Samedi déjà, le président de la République yéménite avait évoqué une "tentative de coup d'Etat". Dimanche 21 septembre, les rebelles chiites d'Ansaruallah ont pris le contrôle du siège du gouvernement, à Sanaa, la capitale du Yémen. Depuis plusieurs jours, la ville est le théâtre de violents affrontements entre la rébellion chiite et les islamistes sunnites du puissant parti Al-Islah, soutenus par l'armée. Le Premier ministre du pays a annoncé sa démission, dimanche. Francetv info fait le point sur la situation.

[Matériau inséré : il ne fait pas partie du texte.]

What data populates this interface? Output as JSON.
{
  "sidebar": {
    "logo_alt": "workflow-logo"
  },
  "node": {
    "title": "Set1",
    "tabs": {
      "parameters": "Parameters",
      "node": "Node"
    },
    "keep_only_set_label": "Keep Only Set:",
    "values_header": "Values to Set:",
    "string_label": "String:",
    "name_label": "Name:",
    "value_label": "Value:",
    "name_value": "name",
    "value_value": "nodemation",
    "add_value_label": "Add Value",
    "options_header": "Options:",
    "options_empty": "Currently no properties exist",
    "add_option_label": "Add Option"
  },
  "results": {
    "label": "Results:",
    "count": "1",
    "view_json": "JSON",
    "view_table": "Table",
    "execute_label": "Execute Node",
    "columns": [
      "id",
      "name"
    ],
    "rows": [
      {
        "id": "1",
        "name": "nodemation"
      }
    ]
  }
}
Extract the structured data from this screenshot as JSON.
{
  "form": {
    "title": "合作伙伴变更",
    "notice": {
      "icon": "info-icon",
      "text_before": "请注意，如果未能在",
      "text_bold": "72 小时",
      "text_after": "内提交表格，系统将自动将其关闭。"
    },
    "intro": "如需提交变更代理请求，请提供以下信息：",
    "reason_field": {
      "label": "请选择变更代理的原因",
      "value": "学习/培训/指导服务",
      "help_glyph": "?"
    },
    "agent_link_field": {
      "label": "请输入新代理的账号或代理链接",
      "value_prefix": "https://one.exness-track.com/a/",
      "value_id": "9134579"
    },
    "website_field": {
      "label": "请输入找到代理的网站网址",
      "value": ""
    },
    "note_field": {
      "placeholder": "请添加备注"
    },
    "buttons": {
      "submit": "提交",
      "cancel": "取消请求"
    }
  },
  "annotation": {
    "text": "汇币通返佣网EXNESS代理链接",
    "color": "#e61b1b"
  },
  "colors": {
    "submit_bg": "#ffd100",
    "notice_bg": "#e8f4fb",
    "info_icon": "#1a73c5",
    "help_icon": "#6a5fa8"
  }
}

Une escalade de la violence depuis quatre jours

Depuis plus d'un mois, les rebelles qui contrôlent la région du Saada, dans le nord du pays, campent avec leurs partisans dans et autour de la capitale pour réclamer l'éviction du gouvernement, accusé de corruption. Ils veulent aussi un droit de regard sur la nomination des ministres et un accès à la mer. Les combats se sont intensifiés, jeudi, dans le secteur de l'aéroport, au nord de Sanaa, entraînant la suspension des vols des compagnies étrangères depuis vendredi. 

Samedi, de nouveaux tirs ont visé le siège de la télévision, faisant des blessés parmi les employés. L'université de Sanaa, les écoles et les marchés ont été fermés, et les commerçants ont baissé leurs rideaux. Les habitants des quartiers nord ont commencé à fuir en masse la zone des combats, tandis que le reste de la capitale ressemble de plus en plus à une ville morte.

Des dizaines de victimes

En dépit d'un couvre-feu nocturne décrété samedi par les autorités dans quatre quartiers du nord de Sanaa, les affrontements n'ont pas cessé durant la nuit. De fortes explosions secouaient encore le nord de la capitale, dimanche, et ce en dépit de l'annonce d'un accord parrainé par l'ONU pour mettre fin au conflit meurtrier.

Près de 40 personnes ont été tuées durant la seule journée de jeudi. Au moins cinq civils ont trouvé la mort samedi, alors que les pertes parmi les combattants se comptent par dizaines.

Une lutte pour le pouvoir

L'enjeu pour les rebelles est d'arracher une part du pouvoir, explique April Longley Alley, spécialiste du Yémen à l'International Crisis Group. "Les Houthis [l'autre nom des rebelles chiites] veulent être de puissants décideurs à l'échelle nationale, avec une part de pouvoir égale, voire supérieure, à celle de leurs principaux rivaux politiques d'Al-Islah. Le plafond de ce qu'ils pensent pouvoir obtenir augmente en fonction de ce qu'ils gagnent sur le terrain", a-t-elle expliqué à l'AFP. Le pouvoir semble, lui, incapable, du moins pour le moment, de contenir leur offensive. 

Les rebelles chiites avaient rejeté, en août, une proposition du président Hadi, sunnite, portant sur la nomination d'un nouveau Premier ministre et la réduction d'une augmentation controversée des prix du carburant, deux de leurs principales revendications.